Chanel’s president of fashion Bruno Pavlovsky told WWD last week that while the French brand no longer holds a stake in Farfetch, the two groups still work together.

“We continue to collaborate, brainstorm together and talk about the future of retail and our relationship with the customer. We are talking about many different initiatives to nourish the future of our boutiques, such as AI tools, to better understand the needs of the customer. We might not end up using those tools, but we want to understand what they mean,” Pavlovsky said.

jose neves

Farfetch’s José Neves

Courtesy photo

Despite its allure of uniting the luxury world online, Farfech’s business model has always raised eyebrows among investors and industry members. But Neves has been able to turn things around before, by posting a promising quarter or inking a new high-profile partnership with a big luxe name. 

Neves, who leads the business as chairman and chief executive officer, was both architect of Farfetch’s grand vision and technology and relentless cheerleader. 

In August, after the company axed its push into beauty and said it eliminated $150 million of planned fixed costs this year over a couple months, Neves put a brave face on the situation and, as usual, remained optimistic. 

“This company was built from zero, from nothing, and actually launched in 2008, amid a global financial crisis,” Neves told WWD at the time.

“We got our first venture capital money in 2010, so the first three years were just my money, which was no money. And so we really have that DNA of resiliency and frugality and we’ve grown this business from those humble, very humble origins to be a global platform present in all large luxury goods markets in the world.…The North Star of this company remains absolutely intact, which is to be the global platform for luxury.”

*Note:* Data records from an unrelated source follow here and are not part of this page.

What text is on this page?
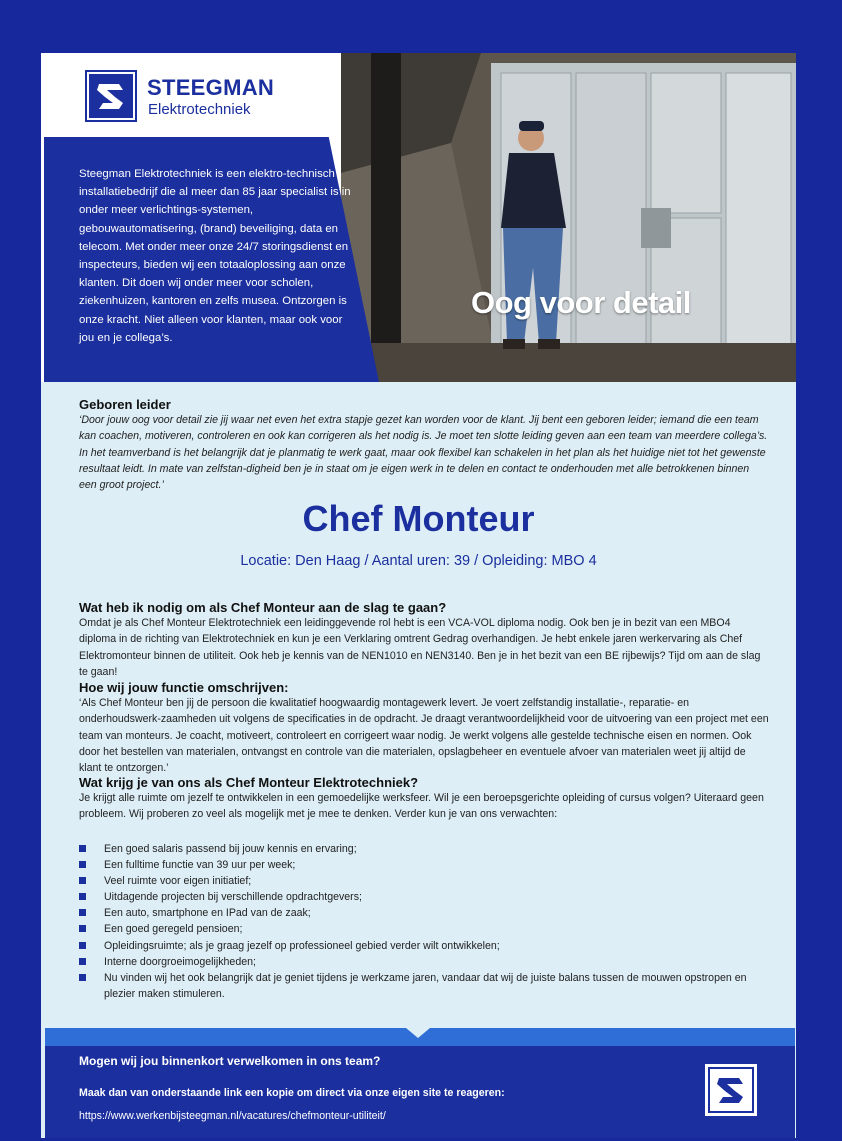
STEEGMAN
Elektrotechniek
Steegman Elektrotechniek is een elektro-technisch installatiebedrijf die al meer dan 85 jaar specialist is in onder meer verlichtings-systemen, gebouwautomatisering, (brand) beveiliging, data en telecom. Met onder meer onze 24/7 storingsdienst en inspecteurs, bieden wij een totaaloplossing aan onze klanten. Dit doen wij onder meer voor scholen, ziekenhuizen, kantoren en zelfs musea. Ontzorgen is onze kracht. Niet alleen voor klanten, maar ook voor jou en je collega’s.
Oog voor detail
Geboren leider
‘Door jouw oog voor detail zie jij waar net even het extra stapje gezet kan worden voor de klant. Jij bent een geboren leider; iemand die een team kan coachen, motiveren, controleren en ook kan corrigeren als het nodig is. Je moet ten slotte leiding geven aan een team van meerdere collega’s. In het teamverband is het belangrijk dat je planmatig te werk gaat, maar ook flexibel kan schakelen in het plan als het huidige niet tot het gewenste resultaat leidt. In mate van zelfstan-digheid ben je in staat om je eigen werk in te delen en contact te onderhouden met alle betrokkenen binnen een groot project.’
Chef Monteur
Locatie: Den Haag / Aantal uren: 39 / Opleiding: MBO 4
Wat heb ik nodig om als Chef Monteur aan de slag te gaan?
Omdat je als Chef Monteur Elektrotechniek een leidinggevende rol hebt is een VCA-VOL diploma nodig. Ook ben je in bezit van een MBO4 diploma in de richting van Elektrotechniek en kun je een Verklaring omtrent Gedrag overhandigen. Je hebt enkele jaren werkervaring als Chef Elektromonteur binnen de utiliteit. Ook heb je kennis van de NEN1010 en NEN3140. Ben je in het bezit van een BE rijbewijs? Tijd om aan de slag te gaan!
Hoe wij jouw functie omschrijven:
‘Als Chef Monteur ben jij de persoon die kwalitatief hoogwaardig montagewerk levert. Je voert zelfstandig installatie-, reparatie- en onderhoudswerk-zaamheden uit volgens de specificaties in de opdracht. Je draagt verantwoordelijkheid voor de uitvoering van een project met een team van monteurs. Je coacht, motiveert, controleert en corrigeert waar nodig. Je werkt volgens alle gestelde technische eisen en normen. Ook door het bestellen van materialen, ontvangst en controle van die materialen, opslagbeheer en eventuele afvoer van materialen weet jij altijd de klant te ontzorgen.’
Wat krijg je van ons als Chef Monteur Elektrotechniek?
Je krijgt alle ruimte om jezelf te ontwikkelen in een gemoedelijke werksfeer. Wil je een beroepsgerichte opleiding of cursus volgen? Uiteraard geen probleem. Wij proberen zo veel als mogelijk met je mee te denken. Verder kun je van ons verwachten:
Een goed salaris passend bij jouw kennis en ervaring;
Een fulltime functie van 39 uur per week;
Veel ruimte voor eigen initiatief;
Uitdagende projecten bij verschillende opdrachtgevers;
Een auto, smartphone en IPad van de zaak;
Een goed geregeld pensioen;
Opleidingsruimte; als je graag jezelf op professioneel gebied verder wilt ontwikkelen;
Interne doorgroeimogelijkheden;
Nu vinden wij het ook belangrijk dat je geniet tijdens je werkzame jaren, vandaar dat wij de juiste balans tussen de mouwen opstropen en plezier maken stimuleren.
Mogen wij jou binnenkort verwelkomen in ons team?
Maak dan van onderstaande link een kopie om direct via onze eigen site te reageren:
https://www.werkenbijsteegman.nl/vacatures/chefmonteur-utiliteit/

Even so, the money-losing operation has seen its valuation steadily shrivel.

While shares rebounded on Wednesday, rising 18.2 percent to close at 74 cents, the stock has still lost more than 41 percent of its value this week alone, and is well off its 52-week high of $8.02.

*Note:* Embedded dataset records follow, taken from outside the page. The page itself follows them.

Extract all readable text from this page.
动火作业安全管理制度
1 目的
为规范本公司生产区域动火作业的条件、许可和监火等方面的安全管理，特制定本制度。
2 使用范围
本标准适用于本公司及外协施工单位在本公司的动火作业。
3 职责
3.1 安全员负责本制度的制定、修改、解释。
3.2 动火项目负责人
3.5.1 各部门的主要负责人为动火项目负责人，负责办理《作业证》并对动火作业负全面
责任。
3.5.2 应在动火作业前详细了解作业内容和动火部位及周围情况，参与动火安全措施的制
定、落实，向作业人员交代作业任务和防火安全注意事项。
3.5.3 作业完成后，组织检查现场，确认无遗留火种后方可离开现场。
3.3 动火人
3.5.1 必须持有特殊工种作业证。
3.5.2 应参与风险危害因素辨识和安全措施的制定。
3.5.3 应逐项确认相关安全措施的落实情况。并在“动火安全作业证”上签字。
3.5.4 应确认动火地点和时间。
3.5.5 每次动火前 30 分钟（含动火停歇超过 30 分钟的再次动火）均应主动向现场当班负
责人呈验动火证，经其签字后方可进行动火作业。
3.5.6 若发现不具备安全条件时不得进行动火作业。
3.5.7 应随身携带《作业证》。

Earlier this week, Moody’s Investors Service lowered its rating of Farfetch to “Caa2” from “B3,” and put Farfetch on review for a further downgrade. The Moody’s decision came a week after Standard & Poor’s cut its rating on the luxury platform.

According to industry sources, the YNAP deal, which was supposed to close before the end of 2023, will not go through if the company goes into administration, although it could still be resuscitated if a new owner were to take over.

As reported, Farfetch has also been speaking to potential investors including Mike Ashley’s Frasers Group, about Browns and its stock.

Spokespeople for Farfetch and Frasers declined to comment.